Direct lenders including Blackstone Inc and KKR & Co Inc are set to take control of struggling US dental services provider Affordable Care after agreeing a restructuring that will reduce the company’s debt burden by roughly 70%, according to a report by Bloomberg citing unnamed people familiar with the matter.
Under the proposed deal, lenders in the $1.4bn private credit structure will exchange their positions for a mix of instruments including a pro-rata share of a $225m first-lien second-out term loan, $200 in mpayment-in-kind notes, and full ownership of the reorganised equity. Lower-ranking creditors, including existing equity and preferred shareholders, are expected to be wiped out entirely.
The creditors are also being offered participation in a $75m new-money facility as part of the restructuring package, which is expected to be finalised and completed by the end of next month.
Blackstone and KKR have led negotiations with other participants in the credit stack, including Antares Capital and New Mountain Capital, according to sources familiar with the discussions.
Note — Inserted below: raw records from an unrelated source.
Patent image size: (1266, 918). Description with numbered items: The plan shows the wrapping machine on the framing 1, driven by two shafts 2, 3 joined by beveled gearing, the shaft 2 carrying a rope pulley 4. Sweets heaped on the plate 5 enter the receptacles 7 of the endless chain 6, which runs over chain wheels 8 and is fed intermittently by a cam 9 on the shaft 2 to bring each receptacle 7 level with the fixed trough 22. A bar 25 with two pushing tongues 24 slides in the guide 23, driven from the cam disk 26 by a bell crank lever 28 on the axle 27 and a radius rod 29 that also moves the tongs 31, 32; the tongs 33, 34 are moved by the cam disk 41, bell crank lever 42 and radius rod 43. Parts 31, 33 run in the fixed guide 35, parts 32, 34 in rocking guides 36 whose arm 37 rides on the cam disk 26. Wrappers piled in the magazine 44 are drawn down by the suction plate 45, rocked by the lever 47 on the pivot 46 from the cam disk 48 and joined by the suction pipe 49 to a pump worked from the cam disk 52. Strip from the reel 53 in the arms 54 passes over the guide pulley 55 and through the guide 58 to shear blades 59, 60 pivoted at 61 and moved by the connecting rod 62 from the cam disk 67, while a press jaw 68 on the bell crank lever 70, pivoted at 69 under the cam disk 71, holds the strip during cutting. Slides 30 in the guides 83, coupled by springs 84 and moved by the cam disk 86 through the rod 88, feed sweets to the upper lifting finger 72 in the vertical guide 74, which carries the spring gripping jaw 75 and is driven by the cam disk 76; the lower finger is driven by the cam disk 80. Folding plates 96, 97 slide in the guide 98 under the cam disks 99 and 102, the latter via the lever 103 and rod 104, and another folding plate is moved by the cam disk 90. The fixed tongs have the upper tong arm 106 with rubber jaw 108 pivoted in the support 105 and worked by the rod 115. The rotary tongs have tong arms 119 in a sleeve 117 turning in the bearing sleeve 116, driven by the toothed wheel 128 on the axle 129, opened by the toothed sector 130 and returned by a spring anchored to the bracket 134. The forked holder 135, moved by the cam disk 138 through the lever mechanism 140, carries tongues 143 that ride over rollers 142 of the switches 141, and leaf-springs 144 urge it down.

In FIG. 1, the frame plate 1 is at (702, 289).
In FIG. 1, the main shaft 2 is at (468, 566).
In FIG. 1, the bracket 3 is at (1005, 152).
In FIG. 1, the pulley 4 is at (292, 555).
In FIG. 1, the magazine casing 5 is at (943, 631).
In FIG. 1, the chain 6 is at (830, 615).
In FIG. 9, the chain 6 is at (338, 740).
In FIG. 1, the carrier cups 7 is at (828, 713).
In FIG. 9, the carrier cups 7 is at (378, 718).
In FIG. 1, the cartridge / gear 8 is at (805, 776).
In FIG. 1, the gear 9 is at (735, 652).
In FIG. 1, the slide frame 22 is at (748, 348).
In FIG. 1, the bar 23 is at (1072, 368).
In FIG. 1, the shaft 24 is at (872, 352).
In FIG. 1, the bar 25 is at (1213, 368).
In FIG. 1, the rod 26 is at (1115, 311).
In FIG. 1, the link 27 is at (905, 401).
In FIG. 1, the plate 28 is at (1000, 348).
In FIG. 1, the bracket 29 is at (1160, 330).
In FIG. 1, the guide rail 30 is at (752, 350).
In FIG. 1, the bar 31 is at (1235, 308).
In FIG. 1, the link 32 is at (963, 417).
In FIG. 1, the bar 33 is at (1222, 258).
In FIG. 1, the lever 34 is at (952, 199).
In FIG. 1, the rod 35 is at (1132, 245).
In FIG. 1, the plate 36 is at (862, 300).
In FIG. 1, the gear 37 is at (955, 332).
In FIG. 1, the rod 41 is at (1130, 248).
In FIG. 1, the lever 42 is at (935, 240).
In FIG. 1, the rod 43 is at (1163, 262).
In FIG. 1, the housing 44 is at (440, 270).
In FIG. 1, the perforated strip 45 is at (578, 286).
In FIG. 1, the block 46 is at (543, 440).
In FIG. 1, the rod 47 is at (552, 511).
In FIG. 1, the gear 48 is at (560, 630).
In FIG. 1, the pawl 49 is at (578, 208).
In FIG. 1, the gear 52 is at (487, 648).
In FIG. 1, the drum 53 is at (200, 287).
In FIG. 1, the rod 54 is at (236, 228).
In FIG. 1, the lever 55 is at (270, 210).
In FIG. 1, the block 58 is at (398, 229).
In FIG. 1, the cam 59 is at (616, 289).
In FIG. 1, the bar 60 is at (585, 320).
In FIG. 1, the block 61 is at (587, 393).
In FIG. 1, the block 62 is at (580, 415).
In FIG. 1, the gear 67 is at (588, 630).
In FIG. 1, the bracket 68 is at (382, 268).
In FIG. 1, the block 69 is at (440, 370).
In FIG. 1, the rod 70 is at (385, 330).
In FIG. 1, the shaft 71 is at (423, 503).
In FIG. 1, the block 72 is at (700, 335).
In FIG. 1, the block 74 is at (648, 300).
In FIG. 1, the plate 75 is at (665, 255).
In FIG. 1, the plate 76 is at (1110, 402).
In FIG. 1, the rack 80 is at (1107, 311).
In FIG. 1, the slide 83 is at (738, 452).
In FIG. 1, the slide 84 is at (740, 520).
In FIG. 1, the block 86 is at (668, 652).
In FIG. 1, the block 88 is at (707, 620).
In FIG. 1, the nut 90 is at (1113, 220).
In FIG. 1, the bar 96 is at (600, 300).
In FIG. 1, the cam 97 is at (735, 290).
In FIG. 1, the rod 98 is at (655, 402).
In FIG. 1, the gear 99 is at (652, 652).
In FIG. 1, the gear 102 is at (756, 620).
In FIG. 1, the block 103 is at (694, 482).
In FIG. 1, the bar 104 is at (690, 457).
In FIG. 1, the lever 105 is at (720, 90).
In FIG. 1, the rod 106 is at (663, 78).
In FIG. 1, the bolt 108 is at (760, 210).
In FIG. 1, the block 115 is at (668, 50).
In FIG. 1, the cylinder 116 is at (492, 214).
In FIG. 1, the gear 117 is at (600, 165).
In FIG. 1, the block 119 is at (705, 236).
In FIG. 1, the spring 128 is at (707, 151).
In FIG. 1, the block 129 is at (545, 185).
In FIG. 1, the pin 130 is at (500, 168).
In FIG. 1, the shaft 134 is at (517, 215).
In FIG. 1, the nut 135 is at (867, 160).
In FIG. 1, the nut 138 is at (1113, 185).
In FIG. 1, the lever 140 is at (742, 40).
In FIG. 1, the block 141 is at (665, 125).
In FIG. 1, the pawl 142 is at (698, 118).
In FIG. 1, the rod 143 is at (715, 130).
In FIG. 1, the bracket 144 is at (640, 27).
Blackstone holds the largest share of the senior debt exposure, with its private credit vehicle marking down the value of the loan to below 70 cents on the dollar in recent reporting periods, reflecting ongoing stress in the underlying credit.
The restructuring underscores increasing pressure across the private credit market, where rising defaults and valuation markdowns have led to heightened scrutiny from investors and increased portfolio intervention activity by large asset managers.
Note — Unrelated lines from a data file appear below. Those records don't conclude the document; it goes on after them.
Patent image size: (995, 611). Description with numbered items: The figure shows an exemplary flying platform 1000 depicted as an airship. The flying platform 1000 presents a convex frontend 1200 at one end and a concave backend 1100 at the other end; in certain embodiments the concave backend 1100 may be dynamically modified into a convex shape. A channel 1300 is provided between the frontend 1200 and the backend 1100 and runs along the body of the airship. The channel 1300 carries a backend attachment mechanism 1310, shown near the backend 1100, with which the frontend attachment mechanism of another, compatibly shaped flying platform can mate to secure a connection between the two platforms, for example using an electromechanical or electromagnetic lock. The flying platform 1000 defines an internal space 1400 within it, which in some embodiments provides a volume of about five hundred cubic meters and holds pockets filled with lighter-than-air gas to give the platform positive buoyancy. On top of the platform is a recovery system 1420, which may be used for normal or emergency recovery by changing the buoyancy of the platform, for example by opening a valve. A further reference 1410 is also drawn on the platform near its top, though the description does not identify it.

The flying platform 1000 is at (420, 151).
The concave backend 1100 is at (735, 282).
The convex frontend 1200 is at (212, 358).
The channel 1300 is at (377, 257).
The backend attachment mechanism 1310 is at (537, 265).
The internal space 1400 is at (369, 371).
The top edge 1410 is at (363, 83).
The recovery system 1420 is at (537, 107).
Private equity sponsors Harvest Partners and Berkshire Partners originally backed Affordable Care, which was valued at approximately $2.7bn when Harvest Partners acquired its stake in 2021.
The company operates a dental services platform focused on tooth replacement solutions across roughly 425 affiliated practices in about 40 US states.
The restructuring adds to a growing list of stress cases in private credit markets, where higher interest rates and refinancing challenges have forced lenders to take more active ownership roles in underperforming assets.
Blackstone said in a prior statement that its exposure to the business represents only a small portion of its credit portfolio and that it remains focused on maximising recoveries while actively managing underperforming positions.